The company has also issued financial outlook for the fourth quarter and raised the full year 2025 view.
The third-quarter net loss narrowed to $57.33 million or $0.25 per share from $61.75 million or $0.28 loss per share in the previous year. With increased gross profit due to sales, the loss from operations reduced, making a difference in the net loss.
Adjusted net loss lowered to $4.78 million or $0.02 loss per share from $8.18 million or $0.04 loss per share a year ago.
Thirteen analysts polled by Thomson-Reuters expected the company to report a loss of $0.07 per share for the quarter. Analysts' estimates exclude one-time items.
Net revenue increased to $183.88 million from $166.50 million in the prior year with the launch of AI studio and significant demand. Moving forward, for the fourth quarter, the company expects revenue between $187.5 million and $188.5 million, 10 percent year-year growth, compared to $187.9 million expected by analysts. Further, adjusted operating loss of $6.5 million to $5.5 million and per share loss of $0.02 to $0.01 are expected for the quarter. Analysts estimate $0.01 loss per share.

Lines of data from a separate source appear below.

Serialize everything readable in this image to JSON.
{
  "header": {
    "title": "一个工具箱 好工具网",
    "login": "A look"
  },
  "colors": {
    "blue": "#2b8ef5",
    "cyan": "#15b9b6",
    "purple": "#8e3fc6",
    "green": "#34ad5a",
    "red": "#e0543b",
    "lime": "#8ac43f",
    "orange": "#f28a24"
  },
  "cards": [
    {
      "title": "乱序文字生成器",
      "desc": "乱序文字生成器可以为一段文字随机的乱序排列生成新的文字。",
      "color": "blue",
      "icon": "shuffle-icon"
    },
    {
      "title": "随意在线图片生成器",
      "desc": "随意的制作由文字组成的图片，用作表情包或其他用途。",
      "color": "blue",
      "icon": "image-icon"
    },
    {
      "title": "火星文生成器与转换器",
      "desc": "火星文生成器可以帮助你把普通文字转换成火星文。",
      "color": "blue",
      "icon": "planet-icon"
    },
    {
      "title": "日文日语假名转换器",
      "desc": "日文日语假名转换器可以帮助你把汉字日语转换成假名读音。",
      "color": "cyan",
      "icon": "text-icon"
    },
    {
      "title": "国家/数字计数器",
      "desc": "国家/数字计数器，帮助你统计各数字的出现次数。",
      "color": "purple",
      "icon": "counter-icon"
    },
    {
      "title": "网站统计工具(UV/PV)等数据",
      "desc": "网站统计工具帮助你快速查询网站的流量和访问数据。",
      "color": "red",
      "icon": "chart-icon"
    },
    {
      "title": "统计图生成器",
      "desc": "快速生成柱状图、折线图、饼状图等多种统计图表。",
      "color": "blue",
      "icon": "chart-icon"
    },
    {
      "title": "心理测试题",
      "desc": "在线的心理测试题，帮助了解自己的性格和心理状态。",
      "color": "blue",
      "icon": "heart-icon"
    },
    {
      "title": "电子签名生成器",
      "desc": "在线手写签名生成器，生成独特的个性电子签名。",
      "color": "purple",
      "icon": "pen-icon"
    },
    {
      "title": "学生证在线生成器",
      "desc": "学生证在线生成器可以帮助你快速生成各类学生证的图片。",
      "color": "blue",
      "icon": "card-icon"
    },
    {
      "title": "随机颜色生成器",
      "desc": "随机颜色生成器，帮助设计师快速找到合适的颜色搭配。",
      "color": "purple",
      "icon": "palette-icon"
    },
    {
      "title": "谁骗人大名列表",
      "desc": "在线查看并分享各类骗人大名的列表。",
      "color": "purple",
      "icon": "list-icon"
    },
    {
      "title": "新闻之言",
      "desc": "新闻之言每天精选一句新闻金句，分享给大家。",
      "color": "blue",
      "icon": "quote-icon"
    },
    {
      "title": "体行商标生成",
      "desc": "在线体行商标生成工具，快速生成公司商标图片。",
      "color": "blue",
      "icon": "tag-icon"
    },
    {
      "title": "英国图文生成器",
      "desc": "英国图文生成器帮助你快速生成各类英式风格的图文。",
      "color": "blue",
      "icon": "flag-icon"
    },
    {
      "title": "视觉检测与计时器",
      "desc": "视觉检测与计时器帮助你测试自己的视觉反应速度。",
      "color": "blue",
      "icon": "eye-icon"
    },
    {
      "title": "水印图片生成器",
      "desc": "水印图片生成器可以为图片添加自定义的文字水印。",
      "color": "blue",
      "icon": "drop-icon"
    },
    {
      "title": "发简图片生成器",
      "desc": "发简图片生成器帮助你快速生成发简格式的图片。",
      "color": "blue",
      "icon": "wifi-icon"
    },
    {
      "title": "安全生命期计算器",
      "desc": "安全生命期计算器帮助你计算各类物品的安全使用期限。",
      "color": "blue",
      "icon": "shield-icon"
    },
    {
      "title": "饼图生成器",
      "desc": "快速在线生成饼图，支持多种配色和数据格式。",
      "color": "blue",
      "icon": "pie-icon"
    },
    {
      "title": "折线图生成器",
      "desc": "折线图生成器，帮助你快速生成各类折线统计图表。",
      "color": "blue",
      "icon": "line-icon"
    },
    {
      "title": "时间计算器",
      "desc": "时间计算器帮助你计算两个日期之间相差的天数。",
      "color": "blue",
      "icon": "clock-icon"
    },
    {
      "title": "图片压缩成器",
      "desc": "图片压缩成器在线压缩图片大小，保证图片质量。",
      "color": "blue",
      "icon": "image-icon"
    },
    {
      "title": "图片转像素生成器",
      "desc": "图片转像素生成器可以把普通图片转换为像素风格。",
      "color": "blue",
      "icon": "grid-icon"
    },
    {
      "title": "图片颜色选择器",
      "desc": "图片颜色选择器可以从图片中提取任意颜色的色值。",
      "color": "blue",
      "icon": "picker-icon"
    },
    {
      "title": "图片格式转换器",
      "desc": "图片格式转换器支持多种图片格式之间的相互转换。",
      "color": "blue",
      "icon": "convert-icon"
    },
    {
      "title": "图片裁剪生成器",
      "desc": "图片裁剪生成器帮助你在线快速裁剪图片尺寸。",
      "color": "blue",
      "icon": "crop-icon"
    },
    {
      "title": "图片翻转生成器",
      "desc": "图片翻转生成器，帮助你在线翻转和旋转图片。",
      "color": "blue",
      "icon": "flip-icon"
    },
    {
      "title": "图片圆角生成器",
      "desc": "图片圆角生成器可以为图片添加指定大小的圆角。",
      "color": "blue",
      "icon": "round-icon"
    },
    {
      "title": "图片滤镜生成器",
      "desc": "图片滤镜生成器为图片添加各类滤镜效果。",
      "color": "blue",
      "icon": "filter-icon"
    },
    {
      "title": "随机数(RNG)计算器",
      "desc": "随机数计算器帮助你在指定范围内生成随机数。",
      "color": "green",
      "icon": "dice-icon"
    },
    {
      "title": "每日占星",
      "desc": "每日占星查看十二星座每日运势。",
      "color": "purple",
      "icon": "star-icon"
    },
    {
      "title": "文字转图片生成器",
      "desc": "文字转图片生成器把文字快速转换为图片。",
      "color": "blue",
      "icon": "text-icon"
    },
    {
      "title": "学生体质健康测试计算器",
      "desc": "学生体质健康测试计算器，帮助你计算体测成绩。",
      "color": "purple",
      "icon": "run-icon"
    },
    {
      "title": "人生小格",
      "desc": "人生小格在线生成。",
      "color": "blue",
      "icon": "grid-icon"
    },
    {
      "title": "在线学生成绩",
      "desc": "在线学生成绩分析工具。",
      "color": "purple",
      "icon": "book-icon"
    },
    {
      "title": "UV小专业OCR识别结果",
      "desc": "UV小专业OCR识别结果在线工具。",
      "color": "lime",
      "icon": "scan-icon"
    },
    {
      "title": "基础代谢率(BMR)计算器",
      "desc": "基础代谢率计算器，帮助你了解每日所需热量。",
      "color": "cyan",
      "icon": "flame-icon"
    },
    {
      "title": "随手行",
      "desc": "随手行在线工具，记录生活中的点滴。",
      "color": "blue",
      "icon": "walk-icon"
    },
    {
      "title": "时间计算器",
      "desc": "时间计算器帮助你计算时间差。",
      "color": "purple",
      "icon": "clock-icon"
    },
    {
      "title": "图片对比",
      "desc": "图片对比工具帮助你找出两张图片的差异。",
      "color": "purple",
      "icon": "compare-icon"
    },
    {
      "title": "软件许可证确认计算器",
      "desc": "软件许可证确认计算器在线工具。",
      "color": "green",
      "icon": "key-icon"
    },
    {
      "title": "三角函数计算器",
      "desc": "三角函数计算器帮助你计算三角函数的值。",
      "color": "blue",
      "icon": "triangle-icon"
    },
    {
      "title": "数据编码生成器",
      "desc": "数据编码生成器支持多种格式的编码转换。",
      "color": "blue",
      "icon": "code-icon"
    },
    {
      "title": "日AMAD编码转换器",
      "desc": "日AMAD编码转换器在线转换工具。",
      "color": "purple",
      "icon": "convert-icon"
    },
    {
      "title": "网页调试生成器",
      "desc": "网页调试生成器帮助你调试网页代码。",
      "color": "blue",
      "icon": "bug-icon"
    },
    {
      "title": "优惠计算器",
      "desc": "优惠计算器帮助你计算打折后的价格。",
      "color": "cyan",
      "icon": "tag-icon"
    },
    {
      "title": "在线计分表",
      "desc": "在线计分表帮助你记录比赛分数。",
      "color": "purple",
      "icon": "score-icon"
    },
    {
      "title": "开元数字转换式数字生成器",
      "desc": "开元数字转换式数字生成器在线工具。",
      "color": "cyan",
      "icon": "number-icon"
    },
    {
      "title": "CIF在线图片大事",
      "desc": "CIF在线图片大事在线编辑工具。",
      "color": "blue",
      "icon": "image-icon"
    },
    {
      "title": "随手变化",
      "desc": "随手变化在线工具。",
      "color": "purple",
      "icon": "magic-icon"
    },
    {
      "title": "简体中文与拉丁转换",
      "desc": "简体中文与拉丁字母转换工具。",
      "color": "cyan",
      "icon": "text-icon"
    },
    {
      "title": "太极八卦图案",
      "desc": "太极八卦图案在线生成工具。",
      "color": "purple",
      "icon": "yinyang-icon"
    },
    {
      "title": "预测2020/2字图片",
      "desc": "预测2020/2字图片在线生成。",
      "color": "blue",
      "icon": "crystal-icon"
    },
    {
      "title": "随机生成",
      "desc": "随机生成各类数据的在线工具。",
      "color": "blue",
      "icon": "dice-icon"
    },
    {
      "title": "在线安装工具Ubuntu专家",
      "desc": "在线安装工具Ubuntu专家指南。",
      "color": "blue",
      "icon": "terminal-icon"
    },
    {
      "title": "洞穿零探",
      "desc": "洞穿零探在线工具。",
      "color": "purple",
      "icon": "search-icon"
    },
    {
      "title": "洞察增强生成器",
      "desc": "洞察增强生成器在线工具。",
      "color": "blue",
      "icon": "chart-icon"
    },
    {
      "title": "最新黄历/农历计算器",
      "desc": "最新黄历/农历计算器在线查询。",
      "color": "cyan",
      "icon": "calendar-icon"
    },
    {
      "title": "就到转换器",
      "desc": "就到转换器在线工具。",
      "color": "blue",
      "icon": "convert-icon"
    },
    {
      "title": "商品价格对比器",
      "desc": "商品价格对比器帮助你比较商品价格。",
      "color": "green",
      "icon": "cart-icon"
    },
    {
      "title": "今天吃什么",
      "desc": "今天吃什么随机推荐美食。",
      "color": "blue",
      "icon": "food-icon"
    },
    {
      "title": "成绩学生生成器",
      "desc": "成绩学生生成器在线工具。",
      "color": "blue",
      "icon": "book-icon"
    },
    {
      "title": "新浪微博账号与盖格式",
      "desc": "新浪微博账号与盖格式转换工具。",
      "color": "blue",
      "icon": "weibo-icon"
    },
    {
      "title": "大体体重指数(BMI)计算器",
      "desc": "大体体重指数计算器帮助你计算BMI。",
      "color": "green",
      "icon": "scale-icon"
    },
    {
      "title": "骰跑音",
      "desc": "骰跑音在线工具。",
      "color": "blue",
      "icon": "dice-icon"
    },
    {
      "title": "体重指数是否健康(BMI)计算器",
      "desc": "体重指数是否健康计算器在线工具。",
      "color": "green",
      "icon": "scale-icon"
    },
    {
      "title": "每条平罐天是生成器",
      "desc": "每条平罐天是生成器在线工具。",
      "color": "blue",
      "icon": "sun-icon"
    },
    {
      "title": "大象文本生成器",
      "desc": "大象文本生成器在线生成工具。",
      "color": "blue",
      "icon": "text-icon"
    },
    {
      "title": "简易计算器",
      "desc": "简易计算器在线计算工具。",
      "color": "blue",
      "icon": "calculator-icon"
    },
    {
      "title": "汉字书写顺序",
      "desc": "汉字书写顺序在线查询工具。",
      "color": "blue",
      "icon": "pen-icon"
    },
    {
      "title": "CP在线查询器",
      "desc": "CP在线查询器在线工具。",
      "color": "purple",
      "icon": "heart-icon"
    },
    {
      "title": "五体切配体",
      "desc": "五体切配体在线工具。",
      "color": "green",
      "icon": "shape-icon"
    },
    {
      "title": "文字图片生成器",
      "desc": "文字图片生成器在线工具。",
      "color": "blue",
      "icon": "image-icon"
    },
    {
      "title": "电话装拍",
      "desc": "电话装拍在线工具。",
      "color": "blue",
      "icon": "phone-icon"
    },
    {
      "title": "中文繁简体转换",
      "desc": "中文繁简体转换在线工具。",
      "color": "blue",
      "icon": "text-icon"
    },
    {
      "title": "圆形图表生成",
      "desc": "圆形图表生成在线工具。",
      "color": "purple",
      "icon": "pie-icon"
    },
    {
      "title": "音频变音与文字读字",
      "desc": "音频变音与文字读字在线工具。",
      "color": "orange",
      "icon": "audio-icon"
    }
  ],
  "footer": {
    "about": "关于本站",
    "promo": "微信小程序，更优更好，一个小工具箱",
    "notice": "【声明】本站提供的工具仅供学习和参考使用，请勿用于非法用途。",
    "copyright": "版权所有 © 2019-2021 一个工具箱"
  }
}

For the full year 2025, the company now expects revenue between $723.0 million and $724.0 million, 11 percent year-year growth, aligning with analysts estimate of $723.68 million. The adjusted operating loss is now anticipated to be between $46.0 million and $45.0 million and per share loss between $0.15 and $0.14, with analysts estimating loss of $0.14 per share. Previously, for the year 2025, the company expected revenue between $719 million to $721 million and loss of $0.20 to $0.19 per share.
ASAN'S pre-market trading is up at $19.40, by 26.46 percent. The company closed Thursday's trading at $15.46, down by 2.34 percent on the New York Stock Exchange.